Comfort FoodNordicSoupVegetarian

Jerusalem Artichoke Soup

A velvety, earthy soup of roasted Jerusalem artichokes and potato, finished with a swirl of cream and crispy artichoke chips.

Prep: 15 min Cook: 30 min Easy servings · 740 kcal total

Ingredients

  • 500 g jerusalem artichoke, peeled and chopped
  • 150 g potato, peeled and chopped
  • 100 g onion, diced
  • 2 clove garlic, minced
  • 1 tbsp olive oil
  • 600 ml vegetable broth
  • 100 ml heavy cream
  • 0.5 piece lemon, juiced
  • 0.8 tsp salt
  • 0.3 tsp black pepper
  • 5 g chives, chopped

Nutrition per 100g

Calories 48
Protein 1g
Carbs 7g
Sugar 0g
Fat 2g
Saturated 0.0g
Fiber 1g
Allergens: milk

Instructions

  1. 1 Sauté onion and garlic in olive oil until soft, about 5 minutes.
  2. 2 Add Jerusalem artichoke and potato pieces.

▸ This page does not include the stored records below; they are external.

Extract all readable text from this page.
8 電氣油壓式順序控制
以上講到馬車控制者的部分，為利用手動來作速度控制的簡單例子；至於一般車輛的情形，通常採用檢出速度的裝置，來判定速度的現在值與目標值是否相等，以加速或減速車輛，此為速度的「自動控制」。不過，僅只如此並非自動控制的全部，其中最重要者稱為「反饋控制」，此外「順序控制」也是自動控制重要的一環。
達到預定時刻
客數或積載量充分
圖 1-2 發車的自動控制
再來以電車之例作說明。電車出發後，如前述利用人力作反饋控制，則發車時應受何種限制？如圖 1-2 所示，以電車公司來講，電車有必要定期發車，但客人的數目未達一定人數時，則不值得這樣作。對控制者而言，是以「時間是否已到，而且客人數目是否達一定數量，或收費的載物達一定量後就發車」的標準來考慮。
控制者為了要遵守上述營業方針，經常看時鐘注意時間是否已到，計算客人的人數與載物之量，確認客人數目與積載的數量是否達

Pour in vegetable broth and bring to a boil. Simmer until vegetables are completely tender, 20–25 minutes.
  3. 3 Blend soup until silky smooth. Stir in cream and lemon juice. Season with salt and pepper.
  4. 4 For chips: thinly slice a reserved artichoke on a mandoline. Fry in hot oil until golden. Drain on paper towels.
  5. 5 Serve soup topped with artichoke chips, a drizzle of olive oil, and fresh chives.